Птица в клетке — страница 44 из 50

– Стой! Если наказать его сейчас, он даже не сообразит, за что. Надо застукать его на месте преступления, – сказала Эльза и после короткого раздумья добавила: – Предоставь это мне. Меня он лучше поймет.

Чтобы ускорить ход событий, я бросил свой пиджак в угол, где любил дремать Карл, и все время был начеку. Мое терпение было вознаграждено. Пока Эльза пришивала пуговицу, которую этот паршивец отгрыз от войлочной мыши, я увидел, как он подкрался к пиджаку и изготовился.

– Если хочешь взять его с поличным – шевелись, – ледяным тоном посоветовал я.

Эльза даже не сдвинулась с места, пока, закончив работу, не перекусила нитку. Потом она неторопливо встала и подошла, гордо покачивая пышными ягодицами, к моему письменному столу. Взяла выписанное на мое имя свидетельство о праве собственности, свернула фунтиком и сказала умильным тоном, поразившим меня до глубины души: «Карл, ай-яй-яй», после чего дважды похлопала его по заду бумажным острием. После этого она бросила свидетельство на стол, даже не потрудившись его расправить, и вернулась к рукоделию.

– Он нагадил мне на пиджак и за это получил два поощрительных тычка? – взорвался я. – Да от тебя не меньше вреда, чем от него! Вижу, вы оба вздумали со мной играть!

Я схватил деревянную линейку и на этом остановился, сведя на нет (как она догадалась с помощью простейшей формы дедукции) все свои угрозы «повыдергать ему ноги».
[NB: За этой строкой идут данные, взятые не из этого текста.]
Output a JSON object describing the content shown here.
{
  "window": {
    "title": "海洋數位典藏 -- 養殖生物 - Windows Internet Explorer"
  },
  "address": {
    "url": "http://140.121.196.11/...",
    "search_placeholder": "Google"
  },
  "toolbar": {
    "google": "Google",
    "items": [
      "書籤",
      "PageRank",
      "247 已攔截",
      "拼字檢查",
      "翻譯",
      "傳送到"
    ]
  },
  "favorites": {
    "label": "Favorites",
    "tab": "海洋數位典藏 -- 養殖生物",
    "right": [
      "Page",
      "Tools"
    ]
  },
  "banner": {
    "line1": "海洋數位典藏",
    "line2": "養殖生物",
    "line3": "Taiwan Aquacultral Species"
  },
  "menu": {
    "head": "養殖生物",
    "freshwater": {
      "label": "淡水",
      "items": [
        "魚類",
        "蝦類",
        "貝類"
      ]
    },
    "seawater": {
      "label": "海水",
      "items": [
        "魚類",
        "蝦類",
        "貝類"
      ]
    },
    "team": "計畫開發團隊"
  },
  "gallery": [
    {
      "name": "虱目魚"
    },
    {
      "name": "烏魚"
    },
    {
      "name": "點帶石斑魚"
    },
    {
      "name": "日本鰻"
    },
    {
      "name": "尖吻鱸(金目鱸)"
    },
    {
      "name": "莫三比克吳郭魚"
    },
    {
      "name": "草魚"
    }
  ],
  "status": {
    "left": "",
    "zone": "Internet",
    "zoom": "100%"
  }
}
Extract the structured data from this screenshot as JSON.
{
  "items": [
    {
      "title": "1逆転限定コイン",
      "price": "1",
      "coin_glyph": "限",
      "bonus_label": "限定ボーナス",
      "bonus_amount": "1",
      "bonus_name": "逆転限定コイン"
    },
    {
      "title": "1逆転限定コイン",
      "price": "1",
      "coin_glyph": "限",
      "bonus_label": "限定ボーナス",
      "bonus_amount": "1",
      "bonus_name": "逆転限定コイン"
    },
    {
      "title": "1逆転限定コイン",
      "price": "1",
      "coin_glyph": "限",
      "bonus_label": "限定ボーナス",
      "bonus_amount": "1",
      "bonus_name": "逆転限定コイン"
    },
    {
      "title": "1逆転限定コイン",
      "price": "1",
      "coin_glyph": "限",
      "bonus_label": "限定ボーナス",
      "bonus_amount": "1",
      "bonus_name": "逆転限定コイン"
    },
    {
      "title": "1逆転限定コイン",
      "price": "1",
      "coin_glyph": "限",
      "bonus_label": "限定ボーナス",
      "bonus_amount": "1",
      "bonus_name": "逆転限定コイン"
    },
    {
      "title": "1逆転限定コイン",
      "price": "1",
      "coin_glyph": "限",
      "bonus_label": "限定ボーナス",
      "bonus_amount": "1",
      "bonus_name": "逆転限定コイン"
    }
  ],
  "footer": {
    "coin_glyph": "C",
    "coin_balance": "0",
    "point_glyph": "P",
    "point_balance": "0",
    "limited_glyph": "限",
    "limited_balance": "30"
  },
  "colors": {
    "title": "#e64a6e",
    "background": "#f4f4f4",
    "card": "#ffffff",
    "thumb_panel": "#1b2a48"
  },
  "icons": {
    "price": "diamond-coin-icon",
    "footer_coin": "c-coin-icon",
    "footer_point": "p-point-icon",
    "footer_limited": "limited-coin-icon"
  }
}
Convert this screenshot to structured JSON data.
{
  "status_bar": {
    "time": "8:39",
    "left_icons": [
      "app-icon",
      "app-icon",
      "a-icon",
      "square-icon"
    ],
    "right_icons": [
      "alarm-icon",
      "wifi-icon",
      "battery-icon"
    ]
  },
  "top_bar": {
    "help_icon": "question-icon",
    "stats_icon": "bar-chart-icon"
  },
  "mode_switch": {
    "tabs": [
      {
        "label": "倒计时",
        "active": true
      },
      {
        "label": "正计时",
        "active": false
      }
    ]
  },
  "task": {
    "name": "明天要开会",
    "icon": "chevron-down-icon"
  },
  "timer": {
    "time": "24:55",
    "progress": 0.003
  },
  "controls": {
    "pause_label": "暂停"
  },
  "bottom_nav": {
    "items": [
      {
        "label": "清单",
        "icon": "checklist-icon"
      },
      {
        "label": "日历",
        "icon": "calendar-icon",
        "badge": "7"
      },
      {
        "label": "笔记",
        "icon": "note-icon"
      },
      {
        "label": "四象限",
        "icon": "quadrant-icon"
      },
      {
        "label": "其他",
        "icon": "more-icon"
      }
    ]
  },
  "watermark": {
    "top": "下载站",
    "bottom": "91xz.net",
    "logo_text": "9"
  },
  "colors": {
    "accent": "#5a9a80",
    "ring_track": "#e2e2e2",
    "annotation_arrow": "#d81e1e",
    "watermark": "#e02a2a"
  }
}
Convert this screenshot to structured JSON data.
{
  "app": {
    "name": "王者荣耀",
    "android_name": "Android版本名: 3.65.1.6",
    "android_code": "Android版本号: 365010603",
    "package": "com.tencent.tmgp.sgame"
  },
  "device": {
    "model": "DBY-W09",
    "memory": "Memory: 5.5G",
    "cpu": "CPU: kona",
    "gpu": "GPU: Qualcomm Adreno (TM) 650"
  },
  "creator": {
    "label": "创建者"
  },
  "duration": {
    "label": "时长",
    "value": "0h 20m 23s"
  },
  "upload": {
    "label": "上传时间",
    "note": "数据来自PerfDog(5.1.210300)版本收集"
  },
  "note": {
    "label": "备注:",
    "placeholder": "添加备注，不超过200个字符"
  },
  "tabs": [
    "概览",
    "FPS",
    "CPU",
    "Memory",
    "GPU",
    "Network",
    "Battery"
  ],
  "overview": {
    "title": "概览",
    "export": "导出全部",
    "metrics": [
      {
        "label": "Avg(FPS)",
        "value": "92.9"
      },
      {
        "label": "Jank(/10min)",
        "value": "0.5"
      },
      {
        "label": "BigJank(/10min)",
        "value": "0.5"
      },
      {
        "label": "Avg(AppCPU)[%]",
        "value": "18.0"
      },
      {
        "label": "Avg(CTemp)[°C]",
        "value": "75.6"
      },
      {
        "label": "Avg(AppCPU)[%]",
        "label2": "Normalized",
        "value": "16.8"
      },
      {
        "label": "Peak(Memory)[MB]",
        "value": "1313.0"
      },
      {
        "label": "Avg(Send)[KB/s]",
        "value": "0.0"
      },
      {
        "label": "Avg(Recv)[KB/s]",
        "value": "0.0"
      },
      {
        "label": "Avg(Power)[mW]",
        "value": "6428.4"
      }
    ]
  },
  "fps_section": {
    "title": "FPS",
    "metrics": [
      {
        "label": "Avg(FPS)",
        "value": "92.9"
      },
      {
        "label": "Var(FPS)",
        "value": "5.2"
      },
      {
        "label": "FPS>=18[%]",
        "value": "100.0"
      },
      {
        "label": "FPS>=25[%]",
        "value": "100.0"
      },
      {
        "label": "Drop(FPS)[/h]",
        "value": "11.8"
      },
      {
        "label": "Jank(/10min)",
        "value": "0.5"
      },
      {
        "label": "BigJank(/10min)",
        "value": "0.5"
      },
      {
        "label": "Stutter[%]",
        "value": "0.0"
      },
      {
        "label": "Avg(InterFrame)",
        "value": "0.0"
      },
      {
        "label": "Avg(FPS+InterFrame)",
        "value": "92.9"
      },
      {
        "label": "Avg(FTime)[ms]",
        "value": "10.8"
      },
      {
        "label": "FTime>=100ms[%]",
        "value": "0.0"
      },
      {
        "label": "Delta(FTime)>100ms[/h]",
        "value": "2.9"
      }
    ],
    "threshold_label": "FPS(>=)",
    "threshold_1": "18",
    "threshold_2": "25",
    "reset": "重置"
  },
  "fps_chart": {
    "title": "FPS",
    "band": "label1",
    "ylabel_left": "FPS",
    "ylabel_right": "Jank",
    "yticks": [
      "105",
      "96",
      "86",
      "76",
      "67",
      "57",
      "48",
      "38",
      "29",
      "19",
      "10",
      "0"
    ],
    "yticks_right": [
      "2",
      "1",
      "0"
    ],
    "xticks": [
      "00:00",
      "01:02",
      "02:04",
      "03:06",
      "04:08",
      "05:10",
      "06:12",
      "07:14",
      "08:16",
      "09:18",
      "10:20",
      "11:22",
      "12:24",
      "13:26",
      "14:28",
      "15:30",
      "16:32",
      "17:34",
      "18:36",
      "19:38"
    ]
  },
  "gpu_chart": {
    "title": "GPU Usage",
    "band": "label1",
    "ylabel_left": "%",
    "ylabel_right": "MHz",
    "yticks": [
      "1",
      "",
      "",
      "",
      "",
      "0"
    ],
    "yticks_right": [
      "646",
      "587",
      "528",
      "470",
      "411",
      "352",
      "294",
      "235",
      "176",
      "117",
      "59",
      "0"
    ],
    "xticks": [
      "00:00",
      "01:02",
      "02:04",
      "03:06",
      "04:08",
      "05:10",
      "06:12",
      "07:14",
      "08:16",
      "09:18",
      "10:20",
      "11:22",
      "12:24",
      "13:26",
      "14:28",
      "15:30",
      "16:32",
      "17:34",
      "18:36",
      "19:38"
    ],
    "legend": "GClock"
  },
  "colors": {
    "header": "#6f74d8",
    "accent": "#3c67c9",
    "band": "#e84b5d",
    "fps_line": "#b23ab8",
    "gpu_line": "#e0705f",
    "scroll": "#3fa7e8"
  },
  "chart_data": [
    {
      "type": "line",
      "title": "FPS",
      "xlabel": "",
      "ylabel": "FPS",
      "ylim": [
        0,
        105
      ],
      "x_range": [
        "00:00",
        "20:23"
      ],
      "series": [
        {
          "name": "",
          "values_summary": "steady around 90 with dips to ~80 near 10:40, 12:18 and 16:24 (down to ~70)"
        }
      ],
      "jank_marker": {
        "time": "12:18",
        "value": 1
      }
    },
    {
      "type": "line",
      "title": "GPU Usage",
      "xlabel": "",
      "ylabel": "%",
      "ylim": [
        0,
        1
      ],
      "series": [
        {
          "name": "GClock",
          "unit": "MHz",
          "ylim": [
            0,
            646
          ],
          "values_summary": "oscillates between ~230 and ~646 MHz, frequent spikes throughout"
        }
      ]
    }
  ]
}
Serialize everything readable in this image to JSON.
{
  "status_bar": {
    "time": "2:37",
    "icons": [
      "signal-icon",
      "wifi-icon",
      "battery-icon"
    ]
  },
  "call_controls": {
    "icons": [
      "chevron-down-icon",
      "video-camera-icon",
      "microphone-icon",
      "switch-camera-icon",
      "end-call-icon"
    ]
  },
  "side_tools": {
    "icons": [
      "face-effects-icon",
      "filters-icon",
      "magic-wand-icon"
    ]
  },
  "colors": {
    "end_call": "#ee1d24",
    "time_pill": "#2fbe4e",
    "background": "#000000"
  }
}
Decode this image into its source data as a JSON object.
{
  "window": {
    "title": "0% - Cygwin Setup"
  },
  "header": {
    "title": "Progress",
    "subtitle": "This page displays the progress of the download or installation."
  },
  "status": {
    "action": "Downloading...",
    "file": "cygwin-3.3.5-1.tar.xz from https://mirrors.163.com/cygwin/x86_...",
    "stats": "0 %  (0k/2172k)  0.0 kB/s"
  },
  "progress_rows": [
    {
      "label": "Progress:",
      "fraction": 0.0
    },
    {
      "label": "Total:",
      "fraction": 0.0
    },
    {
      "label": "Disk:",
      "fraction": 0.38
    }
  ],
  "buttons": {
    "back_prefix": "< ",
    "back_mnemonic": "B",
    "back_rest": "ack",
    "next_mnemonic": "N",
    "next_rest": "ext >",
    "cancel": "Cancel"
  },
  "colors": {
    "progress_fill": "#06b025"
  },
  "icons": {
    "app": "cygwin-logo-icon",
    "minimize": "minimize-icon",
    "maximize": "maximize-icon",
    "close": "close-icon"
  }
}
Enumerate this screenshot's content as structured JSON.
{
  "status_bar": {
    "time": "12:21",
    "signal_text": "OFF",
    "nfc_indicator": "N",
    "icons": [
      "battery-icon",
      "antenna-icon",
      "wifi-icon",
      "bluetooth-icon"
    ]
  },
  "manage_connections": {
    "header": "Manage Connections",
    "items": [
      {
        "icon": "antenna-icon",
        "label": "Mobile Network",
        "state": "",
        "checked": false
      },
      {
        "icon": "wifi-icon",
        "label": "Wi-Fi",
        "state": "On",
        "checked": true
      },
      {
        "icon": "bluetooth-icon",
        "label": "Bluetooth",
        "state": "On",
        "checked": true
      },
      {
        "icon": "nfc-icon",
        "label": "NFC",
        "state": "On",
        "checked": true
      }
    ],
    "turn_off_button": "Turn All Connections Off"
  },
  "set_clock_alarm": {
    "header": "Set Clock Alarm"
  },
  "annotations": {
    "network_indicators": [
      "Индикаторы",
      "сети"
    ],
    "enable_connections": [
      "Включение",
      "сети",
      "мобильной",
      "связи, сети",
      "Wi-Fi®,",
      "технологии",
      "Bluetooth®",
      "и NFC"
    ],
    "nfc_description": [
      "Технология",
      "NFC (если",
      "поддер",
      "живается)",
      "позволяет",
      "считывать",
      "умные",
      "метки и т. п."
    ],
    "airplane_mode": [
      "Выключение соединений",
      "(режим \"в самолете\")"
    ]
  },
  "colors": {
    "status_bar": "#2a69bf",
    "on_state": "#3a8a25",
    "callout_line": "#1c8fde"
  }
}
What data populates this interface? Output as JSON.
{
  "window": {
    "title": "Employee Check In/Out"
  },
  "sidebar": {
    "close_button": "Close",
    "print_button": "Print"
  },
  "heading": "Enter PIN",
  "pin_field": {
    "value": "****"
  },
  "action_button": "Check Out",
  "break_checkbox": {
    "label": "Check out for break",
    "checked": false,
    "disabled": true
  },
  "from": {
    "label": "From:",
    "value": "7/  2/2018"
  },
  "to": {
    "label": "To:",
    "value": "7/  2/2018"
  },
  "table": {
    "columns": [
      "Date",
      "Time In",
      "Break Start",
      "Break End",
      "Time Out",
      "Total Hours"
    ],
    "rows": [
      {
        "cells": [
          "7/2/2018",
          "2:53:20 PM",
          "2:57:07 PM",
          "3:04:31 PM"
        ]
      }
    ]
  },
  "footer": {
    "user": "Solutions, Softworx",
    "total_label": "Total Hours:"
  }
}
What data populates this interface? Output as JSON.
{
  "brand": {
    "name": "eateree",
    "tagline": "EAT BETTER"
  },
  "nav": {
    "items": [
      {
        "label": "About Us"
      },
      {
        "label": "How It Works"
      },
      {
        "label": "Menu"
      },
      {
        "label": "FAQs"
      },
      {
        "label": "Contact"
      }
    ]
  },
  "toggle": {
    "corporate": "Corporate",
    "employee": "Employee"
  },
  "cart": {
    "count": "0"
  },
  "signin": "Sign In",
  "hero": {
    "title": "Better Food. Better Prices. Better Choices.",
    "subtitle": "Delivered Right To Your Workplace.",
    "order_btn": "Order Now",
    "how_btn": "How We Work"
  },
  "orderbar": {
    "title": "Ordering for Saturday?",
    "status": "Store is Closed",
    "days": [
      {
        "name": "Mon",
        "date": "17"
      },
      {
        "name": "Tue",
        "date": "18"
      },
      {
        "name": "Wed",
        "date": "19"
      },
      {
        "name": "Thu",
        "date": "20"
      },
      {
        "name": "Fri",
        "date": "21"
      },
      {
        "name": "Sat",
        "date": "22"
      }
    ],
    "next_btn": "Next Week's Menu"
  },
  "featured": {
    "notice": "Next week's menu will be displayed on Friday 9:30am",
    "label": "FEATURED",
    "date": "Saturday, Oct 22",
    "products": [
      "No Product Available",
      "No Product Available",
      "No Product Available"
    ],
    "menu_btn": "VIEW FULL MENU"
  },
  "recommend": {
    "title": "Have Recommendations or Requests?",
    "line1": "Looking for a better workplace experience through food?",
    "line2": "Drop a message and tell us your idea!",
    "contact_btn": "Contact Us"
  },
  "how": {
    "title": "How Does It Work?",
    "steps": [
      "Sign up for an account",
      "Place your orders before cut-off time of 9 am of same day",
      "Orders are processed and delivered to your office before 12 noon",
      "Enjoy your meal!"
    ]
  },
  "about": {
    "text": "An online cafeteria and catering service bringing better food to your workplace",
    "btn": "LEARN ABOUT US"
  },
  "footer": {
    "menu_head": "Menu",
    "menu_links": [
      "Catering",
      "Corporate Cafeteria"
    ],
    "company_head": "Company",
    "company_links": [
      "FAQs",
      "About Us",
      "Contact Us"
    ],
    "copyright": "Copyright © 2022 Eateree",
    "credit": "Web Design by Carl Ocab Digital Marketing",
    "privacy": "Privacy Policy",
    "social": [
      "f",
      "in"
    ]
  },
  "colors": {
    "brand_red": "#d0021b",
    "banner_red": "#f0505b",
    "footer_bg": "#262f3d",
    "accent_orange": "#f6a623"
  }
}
Эльза вырвала у меня линейку и злобно переломила через колено.

– Как ты примитивно мыслишь! Его наказывает не боль, а шум!

– Ты удивишься, но боль – мощное воспитательное средство, – ответил я, однако животное вновь оказалось проворнее. Мой ботинок угодил в стену, но грохот, смею надеяться, оказался более действенным, чем все Эльзины «брысь, брысь».

– Ты чудовище! – вскричала она и забарабанила кулаками по моей груди – она, которая никогда в жизни не позволила бы ни одному волоску упасть с кошачьей головы.

На наши яростные крики стуком отозвались соседи снизу, отчего мы оба прикусили языки и застыли на месте лицом друг к другу. Прошло несколько минут (а может, это только показалось), я покосился на вмятину в стене и процедил:

– Полюбуйся, до чего ты меня довела.

Заговорив первым, я вывел нас обоих из ступора; Эльза упала в свое кресло и, не считаясь с правилами приличия, широко расставила ноги. В считаные секунды Карл запрыгнул к ней на колени, и она принялась истово гладить его по брюху. Он поднял заднюю ногу и стал вылизываться. Это была гнусная провокация: он выставил напоказ свои яйца как раз тогда, когда мною овладело такое чувство, будто Эльза меня кастрировала.

Перед рассветом ему было указано на дверь, и он лохматой тенью выскользнул на лестницу, а я, с плетеной сумкой в руках, гнал его до почтовых ящиков.

Домой я вернулся ближе к полудню; Эльза скорбно сидела в тесной кухне, спиной к плите. Но стоило ей разглядеть мою ношу, как к ней вернулась прежняя самоуверенность. С победной улыбкой она вытянула руки, приняла у меня кота и посадила к себе на плечо, чтобы покрыть кошачью морду частыми мелкими поцелуйчиками. Затем она вспомнила обо мне – и тут же по выбритой у него на брюхе проплешине догадалась, что я носил его кастрировать. В мгновение ока ее ребячество сменилось выражением, более отвечающим ее возрасту.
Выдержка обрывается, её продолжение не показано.